L’agroécologie et l’agroforesterie, sont des méthodes douces qui constituent le socle de ce nouveau puits de carbone. La première adopte une nouvelle façon de produire pour favoriser les faibles émissions de CO2. L’agroforesterie est quant à elle, une symbiose arbre-culture, utile pour la fixation et le stockage du carbone des champs. En constituant des sols propres, ces méthodes visent à produire efficacement en désaturant l’atmosphère.  

Produire autrement pour décarboner un secteur  

L’agroécologie, contraction des termes Agriculture et Écologie, se penche sur la culture du vivant en favorisant la biodiversité. À échelle de l’exploitation ou en prenant en compte production, transport et consommation, l’agroécologie applique les principes de l’écologie de notre quotidien en préservant et s’appuyant sur les écosystèmes. Cette méthode de culture permettrait d’oublier l’agri-intensive pour passer à l’agri-durable en restant économiquement viable. Le but primordial de ce nouveau mode de production est la diminution des pressions environnementales, telles que les émissions de GES ou l’utilisation de produits toxiques. L’agroécologie dépend fortement de nos habitudes alimentaires. L’anti-gaspillage devient un rouage à part entière à ce modèle naissant de production.  

Plus que de stopper les méthodes de culture émettrices de CO2, l’agroécologie vise à reconcevoir les systèmes de production. Elle permet de préserver les ressources qui sont mises à disposition par la planète dont l’eau, et le sol. Les pratiques les plus répandues visent en plus à veiller au bien-être animal sans élevage intensif, à mener au Bio dans les assiettes ainsi qu’à la “Bioéconomie” (énergies renouvelables). C’est un cercle vertueux pour conserver le carbone des sols, favoriser la photosynthèse et aussi dépolluer. De plus, l’agroécologie vise à limiter les pertes de carbone en évitant de laisser les sols à nu (sans plantes), en restaurant la culture en jachère, ou encore en fertilisant le sol avec du composte.  

En mettant en œuvre ces nouvelles pratiques, les acteurs de l’agroécologie souhaitent avant tout limiter la pression atmosphérique de leur activité, que ce soit par leur travail de la terre ou par leurs infrastructures. Ce modèle n’est pas un bond en arrière qui découragerait le changement. Selon Matthieu CALAME (ingénieur agronome) dans son manifeste “Une agriculture pour le XXIème siècle”, le futur de l’agroécologie est d’approfondir les démarches et d’appliquer ces pratiques s’inspirant de l’Avant.

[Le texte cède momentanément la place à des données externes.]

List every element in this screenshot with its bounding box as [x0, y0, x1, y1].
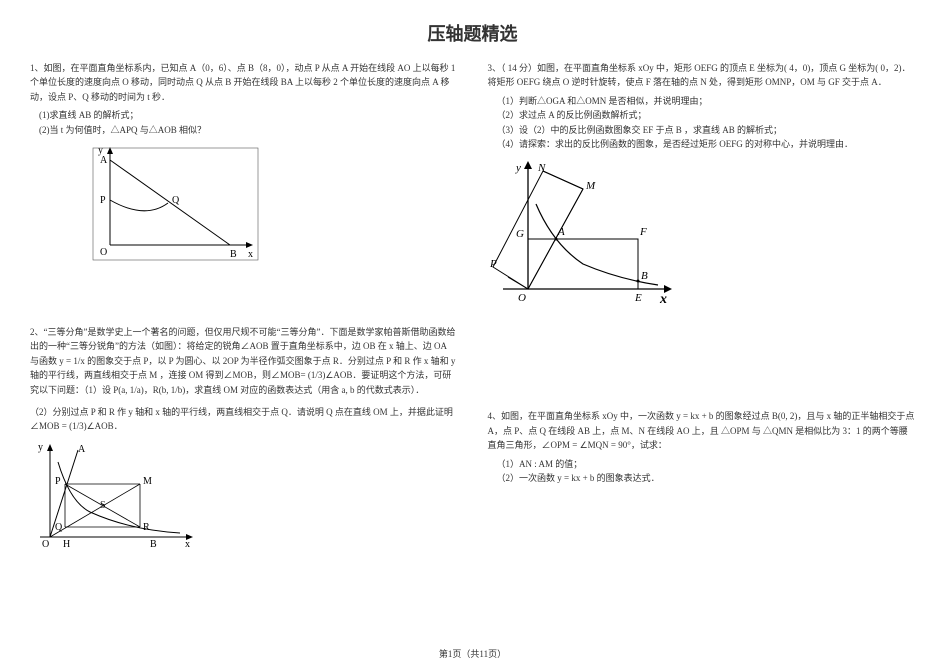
label3-P: P — [489, 258, 497, 270]
label3-A: A — [557, 226, 565, 238]
label3-N: N — [537, 162, 546, 174]
label-Q: Q — [172, 195, 180, 206]
label-A: A — [100, 155, 108, 166]
left-column: 1、如图，在平面直角坐标系内，已知点 A（0，6）、点 B（8，0），动点 P … — [30, 61, 458, 572]
right-column: 3、（ 14 分）如图，在平面直角坐标系 xOy 中，矩形 OEFG 的顶点 E… — [488, 61, 916, 572]
label2-Q: Q — [55, 522, 63, 533]
problem-2-figure: y A P Q M R S O H B x — [30, 442, 458, 552]
label3-M: M — [585, 180, 596, 192]
label-B: B — [230, 249, 237, 260]
label2-A: A — [78, 444, 86, 455]
label2-y: y — [38, 442, 43, 453]
figure-1-svg: A P Q O B x y — [90, 145, 260, 265]
label-P: P — [100, 195, 106, 206]
label-y: y — [98, 145, 103, 156]
label2-R: R — [143, 522, 150, 533]
label3-y: y — [515, 162, 521, 174]
label3-G: G — [516, 228, 524, 240]
spacer-2 — [488, 329, 916, 369]
label2-S: S — [100, 500, 106, 511]
problem-1: 1、如图，在平面直角坐标系内，已知点 A（0，6）、点 B（8，0），动点 P … — [30, 61, 458, 265]
problem-4: 4、如图，在平面直角坐标系 xOy 中，一次函数 y = kx + b 的图象经… — [488, 409, 916, 485]
problem-2: 2、“三等分角”是数学史上一个著名的问题，但仅用尺规不可能“三等分角”．下面是数… — [30, 325, 458, 552]
problem-3-q3: （3）设（2）中的反比例函数图象交 EF 于点 B ，求直线 AB 的解析式； — [497, 123, 916, 137]
label3-x: x — [659, 292, 667, 307]
label2-P: P — [55, 476, 61, 487]
problem-4-q2: （2）一次函数 y = kx + b 的图象表达式． — [497, 471, 916, 485]
problem-3-q2: （2）求过点 A 的反比例函数解析式； — [497, 108, 916, 122]
problem-1-q1: (1)求直线 AB 的解析式； — [39, 108, 458, 122]
label-O: O — [100, 247, 107, 258]
label2-O: O — [42, 539, 49, 550]
label3-B: B — [641, 270, 648, 282]
problem-1-figure: A P Q O B x y — [90, 145, 458, 265]
problem-3-q1: （1）判断△OGA 和△OMN 是否相似，并说明理由； — [497, 94, 916, 108]
label2-M: M — [143, 476, 152, 487]
spacer-1 — [30, 285, 458, 325]
problem-3-figure: y N M G A F P B O E x — [488, 159, 916, 309]
problem-3: 3、（ 14 分）如图，在平面直角坐标系 xOy 中，矩形 OEFG 的顶点 E… — [488, 61, 916, 309]
problem-1-q2: (2)当 t 为何值时，△APQ 与△AOB 相似？ — [39, 123, 458, 137]
label-x: x — [248, 249, 253, 260]
problem-2-intro: 2、“三等分角”是数学史上一个著名的问题，但仅用尺规不可能“三等分角”．下面是数… — [30, 325, 458, 397]
page-footer: 第1页（共11页） — [0, 647, 945, 660]
problem-1-intro: 1、如图，在平面直角坐标系内，已知点 A（0，6）、点 B（8，0），动点 P … — [30, 61, 458, 104]
problem-4-q1: （1）AN : AM 的值； — [497, 457, 916, 471]
problem-4-intro: 4、如图，在平面直角坐标系 xOy 中，一次函数 y = kx + b 的图象经… — [488, 409, 916, 452]
problem-3-intro: 3、（ 14 分）如图，在平面直角坐标系 xOy 中，矩形 OEFG 的顶点 E… — [488, 61, 916, 90]
label3-O: O — [518, 292, 526, 304]
label3-E: E — [634, 292, 642, 304]
label2-B: B — [150, 539, 157, 550]
label3-F: F — [639, 226, 647, 238]
figure-3-svg: y N M G A F P B O E x — [488, 159, 678, 309]
figure-2-svg: y A P Q M R S O H B x — [30, 442, 200, 552]
columns: 1、如图，在平面直角坐标系内，已知点 A（0，6）、点 B（8，0），动点 P … — [30, 61, 915, 572]
label2-H: H — [63, 539, 70, 550]
label2-x: x — [185, 539, 190, 550]
page-title: 压轴题精选 — [30, 20, 915, 46]
problem-2-part2: （2）分别过点 P 和 R 作 y 轴和 x 轴的平行线，两直线相交于点 Q．请… — [30, 405, 458, 434]
problem-3-q4: （4）请探索：求出的反比例函数的图象，是否经过矩形 OEFG 的对称中心，并说明… — [497, 137, 916, 151]
spacer-3 — [488, 369, 916, 409]
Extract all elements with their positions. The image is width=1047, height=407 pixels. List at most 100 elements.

Le passage à cette agriculture durable doit aussi être pensé à l’échelle des départements, des régions ou simplement des villes. Commencer à petite échelle pour viser plus grand. Le cas par cas doit entrer en jeu en prenant en compte les sols, les ressources ou même le maillage économique autour de la parcelle.  

En 2015, le GIEC estimait à 24% la part des GES liée à l’utilisation des terres agricoles et forestières (IPCC 

Près de 50% de la population mondiale vit soit dans des villes de moins de 500 000 habitants, soit dans les zones rurales environnantes (ONU – FAO)  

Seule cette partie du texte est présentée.